Un fascicule a été édité et dédié par son auteur à la mémoire de son père (Crouzeau René) et de ses 10 camarades. Le titre est "  une page d'histoire de la résistance ou l'espoir déçu ". (voir bibliographie). La photo de couverture représente le monument élevé en 1947 sur le lieu même où les onze résistants furent fusillés le 15 juin 1944. Le document, concernant la résistance, a un objectif : transmettre au 21ème siècle un témoignage de ce qu'ont pu faire des femmes et des hommes égarés au sein du bocage normand.
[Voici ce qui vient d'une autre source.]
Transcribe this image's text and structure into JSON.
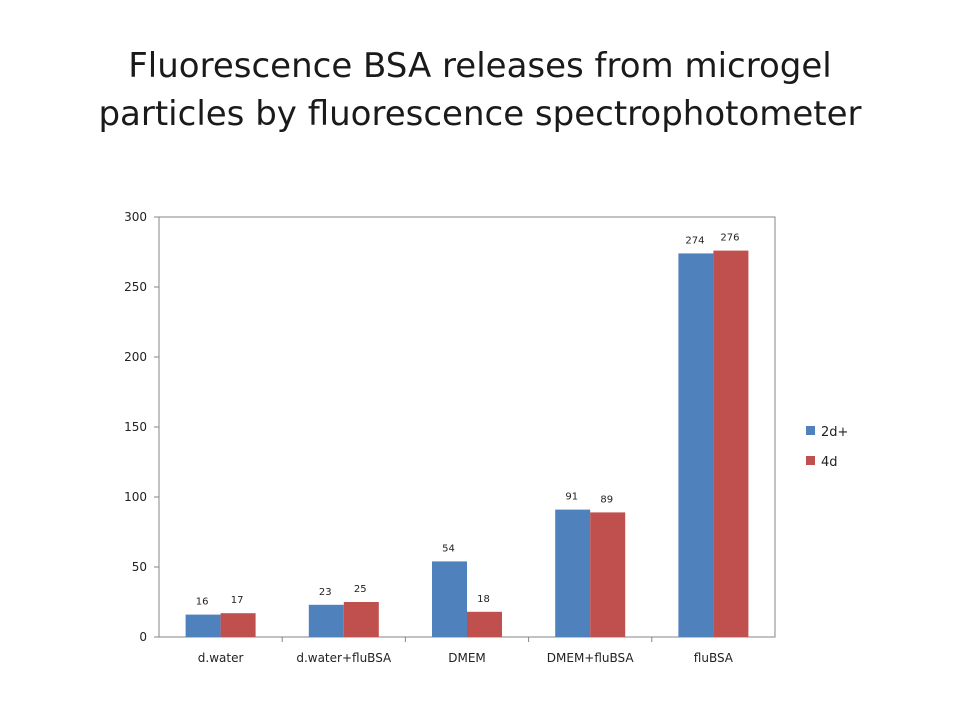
{
  "title": {
    "line1": "Fluorescence BSA releases from microgel",
    "line2": "particles by fluorescence spectrophotometer"
  },
  "chart_data": {
    "type": "bar",
    "title": "Fluorescence BSA releases from microgel particles by fluorescence spectrophotometer",
    "categories": [
      "d.water",
      "d.water+fluBSA",
      "DMEM",
      "DMEM+fluBSA",
      "fluBSA"
    ],
    "series": [
      {
        "name": "2d+",
        "color": "#4f81bd",
        "values": [
          16,
          23,
          54,
          91,
          274
        ]
      },
      {
        "name": "4d",
        "color": "#c0504d",
        "values": [
          17,
          25,
          18,
          89,
          276
        ]
      }
    ],
    "ylim": [
      0,
      300
    ],
    "yticks": [
      0,
      50,
      100,
      150,
      200,
      250,
      300
    ],
    "xlabel": "",
    "ylabel": "",
    "legend": "right",
    "grid": false,
    "data_labels": true
  }
}
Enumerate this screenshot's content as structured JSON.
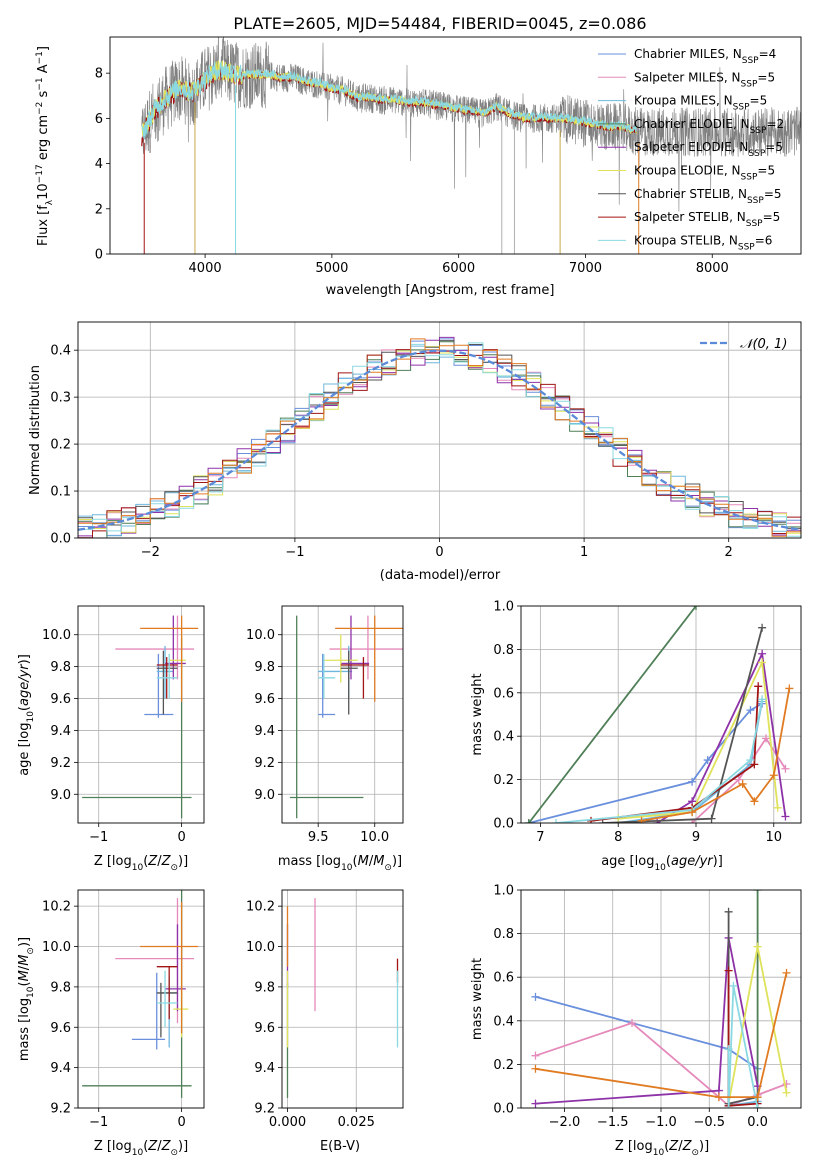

C'est un recueil de témoignages plus qu'un récit. L'action du réseau P.T.T. qui débuta en 1941 disparut donc le 15 juin 44. L'équipe qui a réalisé le livret s'est efforcée d'interroger les participants ou les témoins. L'opération a duré une dizaine d'années. Il a paru possible de procédé à l'édition à l'occasion du cinquantenaire. Certains témoins de l'époque ne semblent pas avoir voulu s'associer à l'action entreprise pour réaliser le document. Il appartient aux lecteurs de juger, de se faire une idée personnelle sur les conditions dans lesquelles les S.S. le 14 juin au matin ont pu se diriger sans difficultés, au milieu d'un bocage particulièrement dense, vers une maison isolée, perdue à l'orée du bois, sans éveiller de soupçons. Trop de questions posées à l'époque sont demeurées sans réponse ...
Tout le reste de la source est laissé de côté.